Mit einem raschen Impuls wandte er sich seiner Reisekameradin zu, indem er auf das Porträt wies, sagte er lächelnd:
»Madame, ist das Jacques?«
Sie fuhr zusammen, aus ihren Gedanken gerissen, und warf ihm einen kleinen ärgerlichen Blick zu.
»Jacques? Wie kann man so dumm fragen! Glauben Sie, ich werde das Porträt meines Chauffeurs auf meinem Schreibtisch haben? Das ist mein Bruder Michael.«
Nun hatte Philipp ebensogut wie sie gewußt, daß die Photographie nicht M. Jacques vorstellte; denn im selben Augenblick, in dem er sie sah, hatte er das Original erkannt; und seine Frage war nur ein kleiner Versuch gewesen – ein Versuch, um zu sehen, ob sich diese geheimnisvolle Dame auch verraten könnte. Und, o Wunder! sie war in die Falle gegangen! Sie hatte ihm schließlich eine Aufklärung über sich selbst gegeben.
Das Porträt auf dem Schreibtisch stellte ihren Bruder vor.
Aber so wahr Philipp in diesem Zimmer stand, stellte es auch keinen anderen vor als den Mann auf der Gare de Lyon. Den Mann, der ihre Abreise beobachtet hatte, ohne sie zu erkennen, und dessen Namen Philipps Hirn seit zwei Tagen nachjagte. Also war dieser Mann ihr Bruder.

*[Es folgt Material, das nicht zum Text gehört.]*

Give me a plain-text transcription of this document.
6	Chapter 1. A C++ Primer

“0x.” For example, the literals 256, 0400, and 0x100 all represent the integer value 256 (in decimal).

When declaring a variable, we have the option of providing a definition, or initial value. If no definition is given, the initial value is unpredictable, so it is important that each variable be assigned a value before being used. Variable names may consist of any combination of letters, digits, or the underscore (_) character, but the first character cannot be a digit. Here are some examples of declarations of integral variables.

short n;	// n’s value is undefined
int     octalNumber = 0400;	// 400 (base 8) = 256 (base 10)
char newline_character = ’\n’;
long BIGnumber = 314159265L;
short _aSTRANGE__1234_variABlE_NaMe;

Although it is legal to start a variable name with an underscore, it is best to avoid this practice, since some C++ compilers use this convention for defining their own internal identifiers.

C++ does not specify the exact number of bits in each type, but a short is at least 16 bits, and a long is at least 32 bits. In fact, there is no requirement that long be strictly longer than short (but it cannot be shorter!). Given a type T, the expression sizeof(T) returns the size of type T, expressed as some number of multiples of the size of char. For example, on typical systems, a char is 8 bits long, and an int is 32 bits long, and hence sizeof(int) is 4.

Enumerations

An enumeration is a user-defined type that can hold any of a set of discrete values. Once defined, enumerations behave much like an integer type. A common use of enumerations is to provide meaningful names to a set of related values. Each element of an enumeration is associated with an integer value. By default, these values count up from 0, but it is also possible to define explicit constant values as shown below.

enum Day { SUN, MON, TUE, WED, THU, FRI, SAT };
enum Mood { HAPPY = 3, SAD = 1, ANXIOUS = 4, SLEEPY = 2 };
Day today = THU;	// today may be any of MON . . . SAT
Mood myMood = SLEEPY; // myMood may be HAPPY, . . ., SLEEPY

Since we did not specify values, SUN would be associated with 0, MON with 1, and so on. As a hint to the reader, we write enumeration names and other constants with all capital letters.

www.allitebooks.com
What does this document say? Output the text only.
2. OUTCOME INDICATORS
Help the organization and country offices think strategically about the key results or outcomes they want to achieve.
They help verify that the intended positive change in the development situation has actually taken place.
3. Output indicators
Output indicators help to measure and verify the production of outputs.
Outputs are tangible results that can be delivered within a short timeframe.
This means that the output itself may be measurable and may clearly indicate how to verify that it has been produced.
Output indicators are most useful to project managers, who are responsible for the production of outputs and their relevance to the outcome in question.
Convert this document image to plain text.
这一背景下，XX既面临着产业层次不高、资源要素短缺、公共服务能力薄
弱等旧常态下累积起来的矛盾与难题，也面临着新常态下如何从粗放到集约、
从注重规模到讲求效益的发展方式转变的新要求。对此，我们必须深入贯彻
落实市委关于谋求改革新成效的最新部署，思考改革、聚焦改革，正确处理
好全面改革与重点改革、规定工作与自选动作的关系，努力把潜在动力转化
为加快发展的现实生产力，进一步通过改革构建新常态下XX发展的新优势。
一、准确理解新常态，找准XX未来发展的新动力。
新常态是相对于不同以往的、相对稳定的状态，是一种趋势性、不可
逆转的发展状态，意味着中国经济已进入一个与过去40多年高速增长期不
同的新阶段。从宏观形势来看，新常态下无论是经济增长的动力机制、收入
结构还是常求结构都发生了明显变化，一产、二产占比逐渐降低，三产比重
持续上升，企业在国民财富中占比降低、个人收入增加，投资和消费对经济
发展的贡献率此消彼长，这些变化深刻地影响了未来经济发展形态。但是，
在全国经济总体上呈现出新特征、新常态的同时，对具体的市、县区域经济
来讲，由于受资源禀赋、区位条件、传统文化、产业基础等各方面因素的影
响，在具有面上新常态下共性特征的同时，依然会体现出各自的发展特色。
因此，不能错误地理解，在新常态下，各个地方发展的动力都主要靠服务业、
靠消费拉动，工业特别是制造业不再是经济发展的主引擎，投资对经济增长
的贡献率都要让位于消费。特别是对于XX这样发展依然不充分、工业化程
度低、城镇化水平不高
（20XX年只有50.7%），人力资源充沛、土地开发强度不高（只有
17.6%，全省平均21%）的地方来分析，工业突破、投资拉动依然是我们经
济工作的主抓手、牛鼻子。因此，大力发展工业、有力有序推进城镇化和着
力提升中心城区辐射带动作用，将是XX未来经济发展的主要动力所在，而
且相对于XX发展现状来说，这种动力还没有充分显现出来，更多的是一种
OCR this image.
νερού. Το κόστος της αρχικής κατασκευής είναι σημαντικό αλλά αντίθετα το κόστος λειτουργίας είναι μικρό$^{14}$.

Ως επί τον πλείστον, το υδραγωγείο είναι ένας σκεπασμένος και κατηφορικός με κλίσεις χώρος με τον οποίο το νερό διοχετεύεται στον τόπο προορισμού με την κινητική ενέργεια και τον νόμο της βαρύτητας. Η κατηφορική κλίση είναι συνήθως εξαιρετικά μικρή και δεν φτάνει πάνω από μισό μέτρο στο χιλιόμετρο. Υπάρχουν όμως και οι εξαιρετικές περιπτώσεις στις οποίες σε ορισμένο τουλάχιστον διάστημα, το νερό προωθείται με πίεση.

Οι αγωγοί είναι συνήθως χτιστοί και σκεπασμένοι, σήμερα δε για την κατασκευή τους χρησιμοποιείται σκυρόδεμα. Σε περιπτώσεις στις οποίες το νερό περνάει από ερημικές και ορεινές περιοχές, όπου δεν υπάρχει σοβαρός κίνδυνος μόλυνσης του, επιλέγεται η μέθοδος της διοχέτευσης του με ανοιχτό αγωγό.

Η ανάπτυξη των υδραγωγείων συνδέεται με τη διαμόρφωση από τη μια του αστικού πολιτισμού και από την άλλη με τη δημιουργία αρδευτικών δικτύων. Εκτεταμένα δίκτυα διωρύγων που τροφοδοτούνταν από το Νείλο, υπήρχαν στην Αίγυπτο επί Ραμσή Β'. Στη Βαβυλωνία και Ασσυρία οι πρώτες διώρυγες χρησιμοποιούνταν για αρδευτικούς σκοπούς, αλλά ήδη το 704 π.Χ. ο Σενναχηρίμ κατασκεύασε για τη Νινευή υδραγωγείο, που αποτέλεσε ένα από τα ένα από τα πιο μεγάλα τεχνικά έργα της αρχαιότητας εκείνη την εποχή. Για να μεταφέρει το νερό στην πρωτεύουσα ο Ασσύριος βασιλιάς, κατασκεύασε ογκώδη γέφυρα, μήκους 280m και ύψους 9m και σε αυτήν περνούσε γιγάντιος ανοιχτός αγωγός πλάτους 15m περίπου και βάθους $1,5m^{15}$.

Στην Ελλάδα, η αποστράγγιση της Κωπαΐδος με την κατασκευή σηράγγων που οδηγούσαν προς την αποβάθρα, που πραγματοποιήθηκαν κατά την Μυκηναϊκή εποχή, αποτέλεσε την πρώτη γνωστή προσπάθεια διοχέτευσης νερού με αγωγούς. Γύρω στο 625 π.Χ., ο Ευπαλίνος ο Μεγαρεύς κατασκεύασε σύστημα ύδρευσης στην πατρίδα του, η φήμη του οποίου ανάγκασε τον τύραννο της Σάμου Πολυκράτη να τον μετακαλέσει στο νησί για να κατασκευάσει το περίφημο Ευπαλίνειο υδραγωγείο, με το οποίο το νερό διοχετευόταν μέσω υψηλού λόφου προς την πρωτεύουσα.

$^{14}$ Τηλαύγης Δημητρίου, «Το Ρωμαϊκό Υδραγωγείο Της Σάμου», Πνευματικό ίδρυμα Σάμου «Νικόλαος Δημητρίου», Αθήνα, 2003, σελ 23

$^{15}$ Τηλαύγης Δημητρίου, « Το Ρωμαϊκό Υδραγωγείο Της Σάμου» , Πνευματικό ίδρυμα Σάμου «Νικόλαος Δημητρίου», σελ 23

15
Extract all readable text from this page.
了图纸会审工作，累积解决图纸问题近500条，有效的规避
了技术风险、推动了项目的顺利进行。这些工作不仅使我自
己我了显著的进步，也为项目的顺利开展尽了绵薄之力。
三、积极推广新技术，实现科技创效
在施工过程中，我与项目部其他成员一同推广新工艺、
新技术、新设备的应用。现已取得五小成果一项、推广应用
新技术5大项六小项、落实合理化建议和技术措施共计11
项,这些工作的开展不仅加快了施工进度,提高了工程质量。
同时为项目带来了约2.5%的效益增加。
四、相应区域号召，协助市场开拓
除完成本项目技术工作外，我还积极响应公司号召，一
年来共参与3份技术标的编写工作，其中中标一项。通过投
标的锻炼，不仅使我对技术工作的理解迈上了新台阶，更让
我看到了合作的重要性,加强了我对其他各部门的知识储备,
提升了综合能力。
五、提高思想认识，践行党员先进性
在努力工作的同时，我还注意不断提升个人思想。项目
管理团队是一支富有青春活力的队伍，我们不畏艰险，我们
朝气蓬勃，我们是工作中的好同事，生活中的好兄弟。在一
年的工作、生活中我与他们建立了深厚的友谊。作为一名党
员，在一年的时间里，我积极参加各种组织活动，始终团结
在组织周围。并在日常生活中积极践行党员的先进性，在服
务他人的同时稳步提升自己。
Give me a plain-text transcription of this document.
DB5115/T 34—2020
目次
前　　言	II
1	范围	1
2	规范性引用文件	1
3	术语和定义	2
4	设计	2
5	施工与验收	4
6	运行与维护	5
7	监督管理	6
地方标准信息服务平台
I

Ihr Bruder ... und hieß Michael ...
Aber wo hatte Philipp nur diesen Michael getroffen? Denn ebenso gewiß, als Philipp nun das Porträt auf ihrem Schreibtisch erkannt hatte, ebenso genau wußte er, daß er das Original auf der Gare de Lyon von irgendeiner vorhergehenden Gelegenheit kannte.
Michael ... wo ...
Mit einem Male, und zum unsäglichen Staunen seiner angeblichen Gattin vollführte Herr Philipp Collin einen Luftsprung, eines Indianers würdig, doch weniger eines Professors aus London. Heureka! Heureka! Er wußte es! Er wußte es, wer dieser Michael war, wo er ihn getroffen hatte, und wann!
Hamburg! ... Eine Januarnacht 1909. Das Nachtcafé Le Papillon de Nuit! ...
Aber wenn dieser Michael, dessen Porträt auf ihrem Schreibtisch stand, mit dem einigermaßen wahnsinnigen Herrn identisch war, den Philipp 1909 in Hamburg getroffen und mit dem er so mirakulöse Abenteuer gehabt hatte, die zu einer märchenhaften Belohnung für ihn selbst führten – wenn dieser Michael ihr Bruder war, wer war dann sie selbst?
Dieser plötzliche Gedanke ließ Herrn Collins Indianersprung ebenso rasch enden, als er begonnen hatte; seine Lippen, die sich zu einem unwillkürlichen Schrei geformt hatten, schlossen sich wieder, und er sank stumm und von der Entdeckung überwältigt auf einen Stuhl, von dem aus er seine Reisegefährtin ehrfurchtsvoll betrachtete.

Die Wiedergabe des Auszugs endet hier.